The culture of the social media-savvy company is the opposite of the culture of bureaucracy. Bureaucratic companies lose agility, ability to make immediate decisions, become wedded to old customs and routines, and sometime…lose the ability to innovate. (Think: US car companies. GM, anyone?)
Organizations become more bureaucratic as they become more complex, expand geographically, and need more accountability and reporting. A culture of openness throughout the company is often replaced with a culture of secrets and fear. Processes become cemented. Many approvals are necessary to create any new ideas. New ideas are easily dismissed as unnecessary or too risky. For a great example of this, read about “The Incompetence of American Airlines and Fate of Mr. X.” It’s not limited to for-profit institutions, either. I’ve had nonprofit clients with processes just as unwieldy as those described above.
And how do organizations like that implement social media? They “silo” social media to the hands of the very few, do not take risks, do not personalize engagement, are afraid of critique, shut down employee social media initiatives, and cannot add new social media platforms without many layers of approval. Yikes.

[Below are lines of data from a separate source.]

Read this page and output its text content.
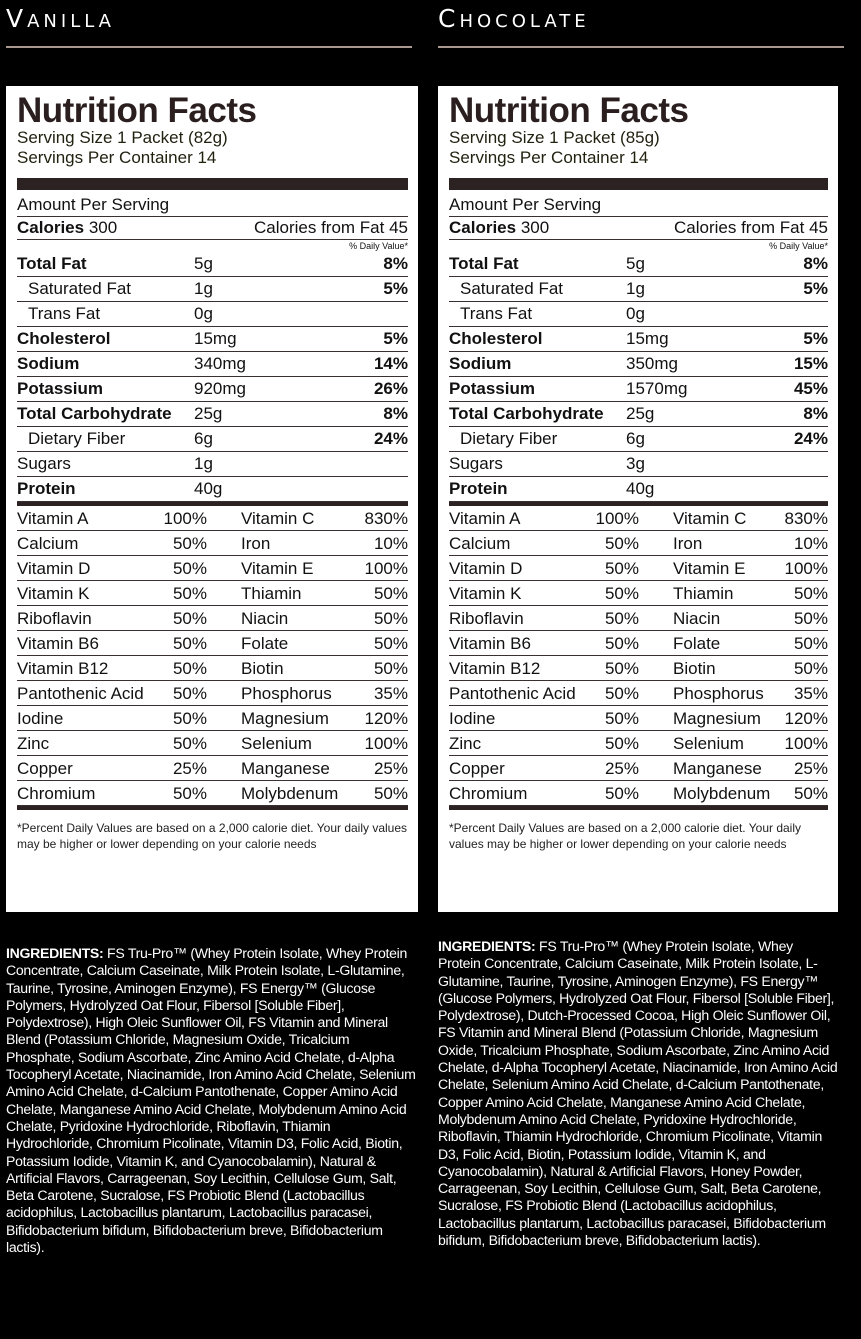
Vanilla
Nutrition Facts
Serving Size 1 Packet (82g)
Servings Per Container 14
Amount Per Serving
Calories 300	Calories from Fat 45
% Daily Value*
Total Fat	5g	8%
Saturated Fat	1g	5%
Trans Fat	0g
Cholesterol	15mg	5%
Sodium	340mg	14%
Potassium	920mg	26%
Total Carbohydrate	25g	8%
Dietary Fiber	6g	24%
Sugars	1g
Protein	40g
Vitamin A	100%	Vitamin C	830%
Calcium	50%	Iron	10%
Vitamin D	50%	Vitamin E	100%
Vitamin K	50%	Thiamin	50%
Riboflavin	50%	Niacin	50%
Vitamin B6	50%	Folate	50%
Vitamin B12	50%	Biotin	50%
Pantothenic Acid	50%	Phosphorus	35%
Iodine	50%	Magnesium	120%
Zinc	50%	Selenium	100%
Copper	25%	Manganese	25%
Chromium	50%	Molybdenum	50%
*Percent Daily Values are based on a 2,000 calorie diet. Your daily values may be higher or lower depending on your calorie needs
INGREDIENTS: FS Tru-Pro™ (Whey Protein Isolate, Whey Protein Concentrate, Calcium Caseinate, Milk Protein Isolate, L-Glutamine, Taurine, Tyrosine, Aminogen Enzyme), FS Energy™ (Glucose Polymers, Hydrolyzed Oat Flour, Fibersol [Soluble Fiber], Polydextrose), High Oleic Sunflower Oil, FS Vitamin and Mineral Blend (Potassium Chloride, Magnesium Oxide, Tricalcium Phosphate, Sodium Ascorbate, Zinc Amino Acid Chelate, d-Alpha Tocopheryl Acetate, Niacinamide, Iron Amino Acid Chelate, Selenium Amino Acid Chelate, d-Calcium Pantothenate, Copper Amino Acid Chelate, Manganese Amino Acid Chelate, Molybdenum Amino Acid Chelate, Pyridoxine Hydrochloride, Riboflavin, Thiamin Hydrochloride, Chromium Picolinate, Vitamin D3, Folic Acid, Biotin, Potassium Iodide, Vitamin K, and Cyanocobalamin), Natural & Artificial Flavors, Carrageenan, Soy Lecithin, Cellulose Gum, Salt, Beta Carotene, Sucralose, FS Probiotic Blend (Lactobacillus acidophilus, Lactobacillus plantarum, Lactobacillus paracasei, Bifidobacterium bifidum, Bifidobacterium breve, Bifidobacterium lactis).
Chocolate
Nutrition Facts
Serving Size 1 Packet (85g)
Servings Per Container 14
Amount Per Serving
Calories 300	Calories from Fat 45
% Daily Value*
Total Fat	5g	8%
Saturated Fat	1g	5%
Trans Fat	0g
Cholesterol	15mg	5%
Sodium	350mg	15%
Potassium	1570mg	45%
Total Carbohydrate	25g	8%
Dietary Fiber	6g	24%
Sugars	3g
Protein	40g
Vitamin A	100%	Vitamin C	830%
Calcium	50%	Iron	10%
Vitamin D	50%	Vitamin E	100%
Vitamin K	50%	Thiamin	50%
Riboflavin	50%	Niacin	50%
Vitamin B6	50%	Folate	50%
Vitamin B12	50%	Biotin	50%
Pantothenic Acid	50%	Phosphorus	35%
Iodine	50%	Magnesium	120%
Zinc	50%	Selenium	100%
Copper	25%	Manganese	25%
Chromium	50%	Molybdenum	50%
*Percent Daily Values are based on a 2,000 calorie diet. Your daily values may be higher or lower depending on your calorie needs
INGREDIENTS: FS Tru-Pro™ (Whey Protein Isolate, Whey Protein Concentrate, Calcium Caseinate, Milk Protein Isolate, L-Glutamine, Taurine, Tyrosine, Aminogen Enzyme), FS Energy™ (Glucose Polymers, Hydrolyzed Oat Flour, Fibersol [Soluble Fiber], Polydextrose), Dutch-Processed Cocoa, High Oleic Sunflower Oil, FS Vitamin and Mineral Blend (Potassium Chloride, Magnesium Oxide, Tricalcium Phosphate, Sodium Ascorbate, Zinc Amino Acid Chelate, d-Alpha Tocopheryl Acetate, Niacinamide, Iron Amino Acid Chelate, Selenium Amino Acid Chelate, d-Calcium Pantothenate, Copper Amino Acid Chelate, Manganese Amino Acid Chelate, Molybdenum Amino Acid Chelate, Pyridoxine Hydrochloride, Riboflavin, Thiamin Hydrochloride, Chromium Picolinate, Vitamin D3, Folic Acid, Biotin, Potassium Iodide, Vitamin K, and Cyanocobalamin), Natural & Artificial Flavors, Honey Powder, Carrageenan, Soy Lecithin, Cellulose Gum, Salt, Beta Carotene, Sucralose, FS Probiotic Blend (Lactobacillus acidophilus, Lactobacillus plantarum, Lactobacillus paracasei, Bifidobacterium bifidum, Bifidobacterium breve, Bifidobacterium lactis).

Here is a radical idea: It’s not that the company is excessively bureaucratic. It’s that the company won’t change.
If your company is scared of change, scared of transparency, scared of critique, and unwilling to change, its efforts will, in fact, fail. This type of company’s social media efforts will be compressed into the least interesting, least engaging tactics possible. Without ever producing any return on investment. (But you are probably not reading my blog. Maybe your employees are…)

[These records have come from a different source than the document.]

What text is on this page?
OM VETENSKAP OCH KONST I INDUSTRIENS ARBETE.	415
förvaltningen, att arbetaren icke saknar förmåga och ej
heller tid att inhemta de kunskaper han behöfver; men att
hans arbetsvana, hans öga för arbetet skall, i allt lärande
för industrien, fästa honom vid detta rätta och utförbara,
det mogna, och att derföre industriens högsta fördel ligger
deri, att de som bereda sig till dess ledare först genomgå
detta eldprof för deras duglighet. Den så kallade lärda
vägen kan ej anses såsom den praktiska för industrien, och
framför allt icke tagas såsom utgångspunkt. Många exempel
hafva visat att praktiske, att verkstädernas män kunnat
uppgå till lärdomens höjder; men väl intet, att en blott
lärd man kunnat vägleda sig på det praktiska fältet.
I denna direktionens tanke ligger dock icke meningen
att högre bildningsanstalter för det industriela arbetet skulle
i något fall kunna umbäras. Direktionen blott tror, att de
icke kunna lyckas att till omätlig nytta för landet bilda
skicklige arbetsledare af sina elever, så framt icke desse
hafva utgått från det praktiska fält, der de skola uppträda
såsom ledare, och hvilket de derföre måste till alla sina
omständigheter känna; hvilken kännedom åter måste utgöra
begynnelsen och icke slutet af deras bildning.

The social media savvy company is agile, creative, willing to take risks, transparent (or at least transparent in its use of social media), interested in customer feedback, eager to listen, and can make rapid decisions when necessary. This sounds a lot like a young company’s culture. doesn’t it? It doesn’t have to be.

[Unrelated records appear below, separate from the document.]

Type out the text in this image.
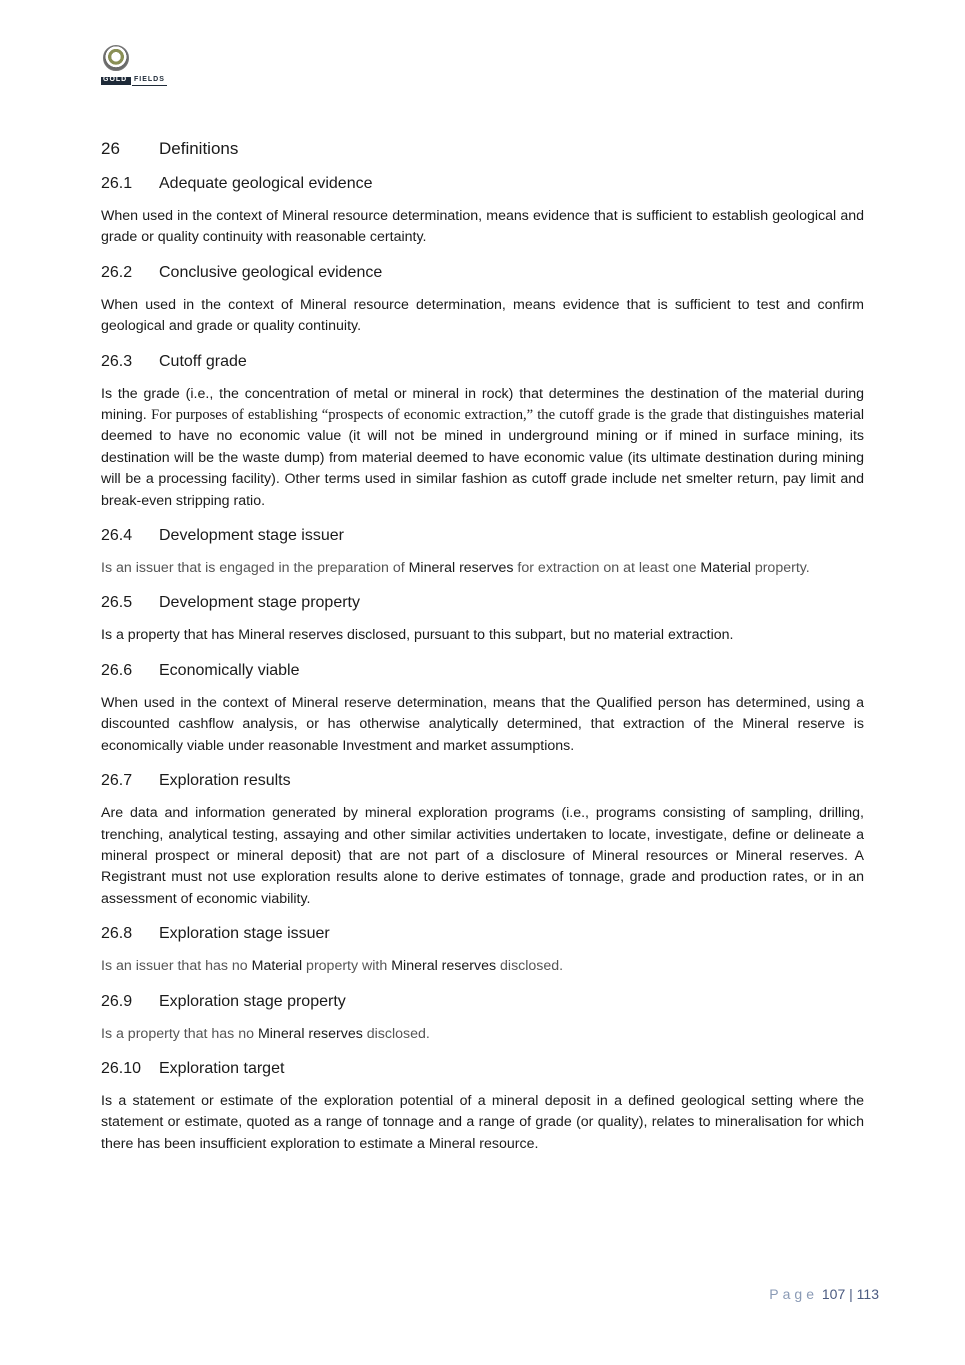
GOLD FIELDS
26 Definitions
26.1 Adequate geological evidence

When used in the context of Mineral resource determination, means evidence that is sufficient to establish geological and grade or quality continuity with reasonable certainty.

26.2 Conclusive geological evidence

When used in the context of Mineral resource determination, means evidence that is sufficient to test and confirm geological and grade or quality continuity.

26.3 Cutoff grade

Is the grade (i.e., the concentration of metal or mineral in rock) that determines the destination of the material during mining. For purposes of establishing “prospects of economic extraction,” the cutoff grade is the grade that distinguishes material deemed to have no economic value (it will not be mined in underground mining or if mined in surface mining, its destination will be the waste dump) from material deemed to have economic value (its ultimate destination during mining will be a processing facility). Other terms used in similar fashion as cutoff grade include net smelter return, pay limit and break-even stripping ratio.

26.4 Development stage issuer

Is an issuer that is engaged in the preparation of Mineral reserves for extraction on at least one Material property.

26.5 Development stage property

Is a property that has Mineral reserves disclosed, pursuant to this subpart, but no material extraction.

26.6 Economically viable

When used in the context of Mineral reserve determination, means that the Qualified person has determined, using a discounted cashflow analysis, or has otherwise analytically determined, that extraction of the Mineral reserve is economically viable under reasonable Investment and market assumptions.

26.7 Exploration results

Are data and information generated by mineral exploration programs (i.e., programs consisting of sampling, drilling, trenching, analytical testing, assaying and other similar activities undertaken to locate, investigate, define or delineate a mineral prospect or mineral deposit) that are not part of a disclosure of Mineral resources or Mineral reserves. A Registrant must not use exploration results alone to derive estimates of tonnage, grade and production rates, or in an assessment of economic viability.

26.8 Exploration stage issuer

Is an issuer that has no Material property with Mineral reserves disclosed.

26.9 Exploration stage property

Is a property that has no Mineral reserves disclosed.

26.10 Exploration target

Is a statement or estimate of the exploration potential of a mineral deposit in a defined geological setting where the statement or estimate, quoted as a range of tonnage and a range of grade (or quality), relates to mineralisation for which there has been insufficient exploration to estimate a Mineral resource.

Page 107 | 113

I don’t think that only young companies, or hierarchically flat companies, can effectively use social media. Zappos is the common example held up of the large company that embraces social media. Their company culture is young, open, interested in change, and very customer-oriented. Best Buy, the largest US retailer of electronics, beautifully embraced social media in 2009 and is really successful at it. The American Red Cross integrated social media to help them meet their programmatic goals and mission.
You work at one of these institutions. You want to help your company change. The key is a change in corporate culture, along with some shifts in bureaucracy. How?
A few suggestions:
- Start with education. Offer training to the entire staff about what social media is, why it works, how it can help the company better fulfill its mission.
- Create a social media team that represents many different departments. Make sure it includes real decision-makers on the team.
- Insist that everyone in the company receive reports summarizing online mentions, the social media team’s major activities and goalposts, and its upcoming activities.
- Periodically, hold company-wide trainings about social media.
- Ask that employees be allowed to participate individually. Start small, with members of the core team. Expand.
- Secure a six-month commitment. Nothing long-term – but long-term enough to show that it isn’t scary, or the end of the company. It’s also enough time to show quantifiable results.
What are your suggestions? Have you faced these issues at your organization?